The author has an MFA, and this book sure read like it was written by someone with an MFA. Lots of discursive descriptions, cute little turns of phrase, and navel gazing so that my eyes were darting ahead to the point where he just got on with the plot already. I could just imagine him reading a draft aloud to his seminar class, self-satisfied while his classmates clapped him on the back and told him he was brilliant, what a great image he had describing that clerk at the motel.
I have been there because I too (sigh) possess an advanced degree in writing, I couldn’t help but read this as a writer. I could see what he was doing to maintain his dramatic tension and I had a strong inkling as to where he was going, because it was where I would have gone if it was my story. The problem with maintaining the dramatic tension at all costs is that it often opens up plotholes.

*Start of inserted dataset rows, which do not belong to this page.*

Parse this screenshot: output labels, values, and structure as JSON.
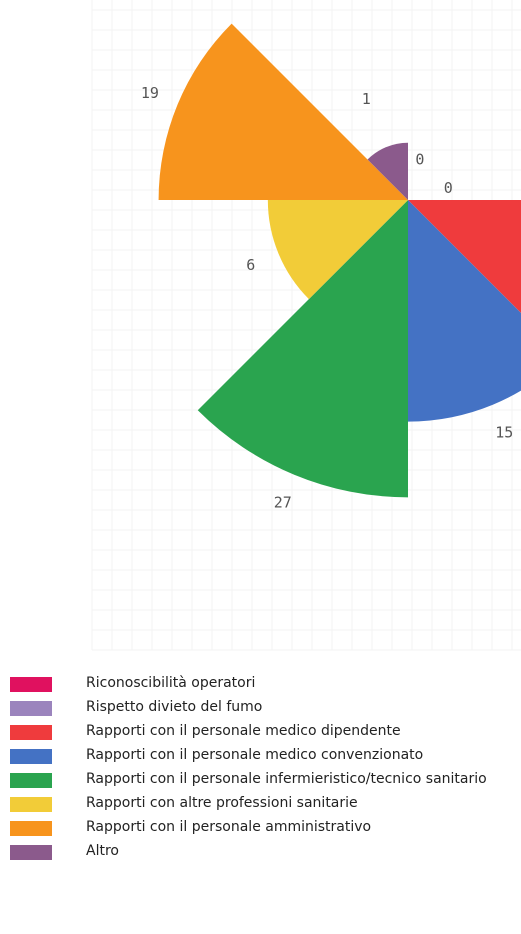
{
  "chart_data": {
    "type": "polar-area",
    "title": "",
    "categories": [
      "Riconoscibilità operatori",
      "Rispetto divieto del fumo",
      "Rapporti con il personale medico dipendente",
      "Rapporti con il personale medico convenzionato",
      "Rapporti con il personale infermieristico/tecnico sanitario",
      "Rapporti con altre professioni sanitarie",
      "Rapporti con il personale amministrativo",
      "Altro"
    ],
    "values": [
      0,
      0,
      57,
      15,
      27,
      6,
      19,
      1
    ],
    "colors": [
      "#e0115f",
      "#9b84bd",
      "#ef3b3d",
      "#4472c4",
      "#2aa44f",
      "#f2cc38",
      "#f7941d",
      "#8b5a8c"
    ],
    "grid": true,
    "legend_position": "bottom"
  }
}
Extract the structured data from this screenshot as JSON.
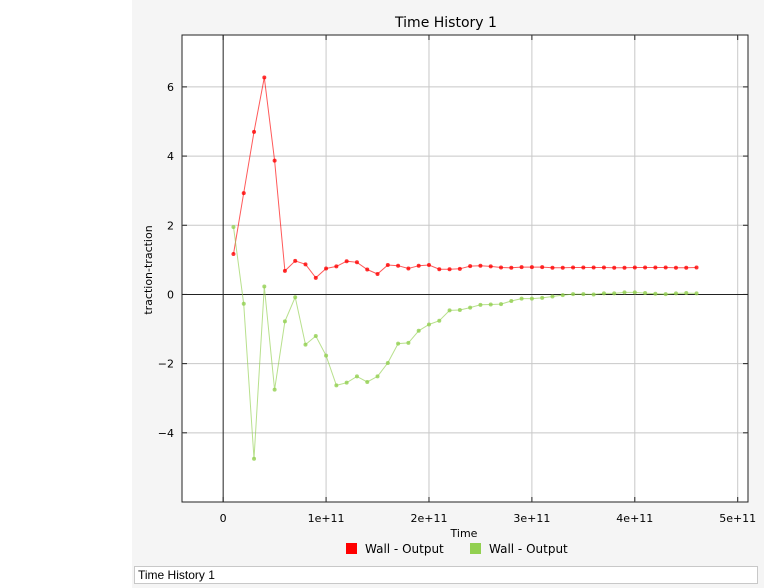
{
  "footer": {
    "label": "Time History 1"
  },
  "chart_data": {
    "type": "line",
    "title": "Time History 1",
    "xlabel": "Time",
    "ylabel": "traction-traction",
    "xlim": [
      -40000000000,
      510000000000
    ],
    "ylim": [
      -6,
      7.5
    ],
    "x_ticks": [
      0,
      100000000000,
      200000000000,
      300000000000,
      400000000000,
      500000000000
    ],
    "x_tick_labels": [
      "0",
      "1e+11",
      "2e+11",
      "3e+11",
      "4e+11",
      "5e+11"
    ],
    "y_ticks": [
      -4,
      -2,
      0,
      2,
      4,
      6
    ],
    "y_tick_labels": [
      "−4",
      "−2",
      "0",
      "2",
      "4",
      "6"
    ],
    "grid": true,
    "legend_position": "bottom",
    "x": [
      10000000000,
      20000000000,
      30000000000,
      40000000000,
      50000000000,
      60000000000,
      70000000000,
      80000000000,
      90000000000,
      100000000000,
      110000000000,
      120000000000,
      130000000000,
      140000000000,
      150000000000,
      160000000000,
      170000000000,
      180000000000,
      190000000000,
      200000000000,
      210000000000,
      220000000000,
      230000000000,
      240000000000,
      250000000000,
      260000000000,
      270000000000,
      280000000000,
      290000000000,
      300000000000,
      310000000000,
      320000000000,
      330000000000,
      340000000000,
      350000000000,
      360000000000,
      370000000000,
      380000000000,
      390000000000,
      400000000000,
      410000000000,
      420000000000,
      430000000000,
      440000000000,
      450000000000,
      460000000000
    ],
    "series": [
      {
        "name": "Wall - Output",
        "color": "#ff0000",
        "values": [
          1.17,
          2.93,
          4.7,
          6.27,
          3.87,
          0.68,
          0.97,
          0.87,
          0.48,
          0.75,
          0.81,
          0.96,
          0.93,
          0.72,
          0.59,
          0.85,
          0.83,
          0.75,
          0.83,
          0.85,
          0.73,
          0.73,
          0.74,
          0.82,
          0.83,
          0.81,
          0.78,
          0.77,
          0.79,
          0.79,
          0.79,
          0.77,
          0.77,
          0.78,
          0.78,
          0.78,
          0.78,
          0.77,
          0.77,
          0.78,
          0.78,
          0.78,
          0.78,
          0.77,
          0.77,
          0.78
        ]
      },
      {
        "name": "Wall - Output",
        "color": "#92d050",
        "values": [
          1.95,
          -0.27,
          -4.75,
          0.23,
          -2.75,
          -0.78,
          -0.08,
          -1.45,
          -1.2,
          -1.77,
          -2.63,
          -2.55,
          -2.37,
          -2.53,
          -2.37,
          -1.98,
          -1.42,
          -1.4,
          -1.05,
          -0.87,
          -0.76,
          -0.46,
          -0.45,
          -0.38,
          -0.3,
          -0.29,
          -0.28,
          -0.19,
          -0.12,
          -0.12,
          -0.1,
          -0.06,
          -0.02,
          0.01,
          0.01,
          0.0,
          0.03,
          0.03,
          0.06,
          0.06,
          0.04,
          0.02,
          0.01,
          0.03,
          0.04,
          0.03
        ]
      }
    ]
  }
}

For instance, for me, the idea that a devoted father who had been living in his truck for half a year with his beloved son would not *immediately* notice and remedy his son’s very obvious oncoming illness made it hard to suspend my disbelief. I suspected it was appendicitis. Me – with no connection to the kid and no medical background. So I am reading thinking, when are you going to recognize this and do something about it? This is a good kid, a damn near perfectly behaved and on his birthday he is clearly behaving strangely and showing symptoms of serious illness yet his dad is oblivious.
Second, we have a man who works manual labor jobs and sleeps in a truck (must leave you achy) yet he doesn’t possess any ibuprofen? In fact, he seems ignorant on the subject of medication one takes when they are sick. Seems out of character for someone who has dabbled in drug use and alcoholism. He thinks that he wants his son to have the best medicine. It doesn’t matter, a fever reducer is a fever reducer. Also, I buy Walmart brand ibuprofen, a bottle of 100 is $2 the last time I bought it. My point being he wouldn’t have had to break the bank to have a bottle of ibuprofen in the truck.
Again, to maintain that dramatic tension, the nurse at the school wouldn’t do anything to help, the people in the clinic at Walmart wouldn’t do anything, and I found that highly suspect. So many people that are so cold to a child who is obviously limp, febrile, and suffering right in front of them.
Henry had just scammed a gal at the gas station out of a tank of gas yet he couldn’t manage to conjure up a hard luck story to get his kid seen at the clinic? He couldn’t have begged them to call an ambulance? He had to know, everyone gets treated in the ER.
Also before resorting to shoplifting, I wondered, why he didn’t try asking any older woman with a big purse if he could borrow some ibuprofen for his sick kid? I personally carry it on me all the time. Because you know headache and period cramps happen. I would give it away to anyone who asked me for some. I thought this might be a result of being an oblivious male writer. I mean, for future reference if you need a band-aid, a pain reliever, a tums, just ask a woman with a big purse.
Another thing that I noticed was that they never stopped at a food pantry, they never got a meal at a soup kitchen. They had the truck, they surely could have driven over there. Henry spent every day on the internet at the library. I know the public library in my medium sized town is a haven for the homeless, and there are signs up everywhere about where to go for resources.
Also Henry apparently had not a single friend, who could have watched the kid for an afternoon or given them a bit of aid. I’m pretty sure early into his incarceration Michelle mentions a sister that had been helping her. What happened to that sister?
Also the kid himself is pretty nice, did he have no friend’s houses at which he could have played at after school until his father was done with his job interview and could have picked him up? Friends who had a mother possessing a pair of eyes and would have known instantly the kid was sick and started treating him?
It's a shame this guy wasn’t in my writing program because I would have brought all this to his attention. One more very petty detail – at least twice the author mentions characters opening beer bottles with their lighters. I would have called him on that. Who cares? Delete that.
So maybe I am pedantic here needling the author about these details, but it’s those details that make a story believable as taking place in the real world. The ending itself I found to be a bit cattywampus. The present story ends, then in the last chapter we flash back and at the end of that chapter the book ends, leaving us in the past, so we are left wondering what actually happened in the present day. Again, the writer in me sees that the author did this because he didn’t want to spell it out and shatter the dramatic tension he’d built. But I was skeptical that Walmart would go after someone that hard for shoplifting a single package of pills, that the cop (who had met them earlier and seen how sick the child was) wouldn’t put two and two together and realize what was going on. It’s a story that hangs on characters being a bit oblivious and slightly dumb.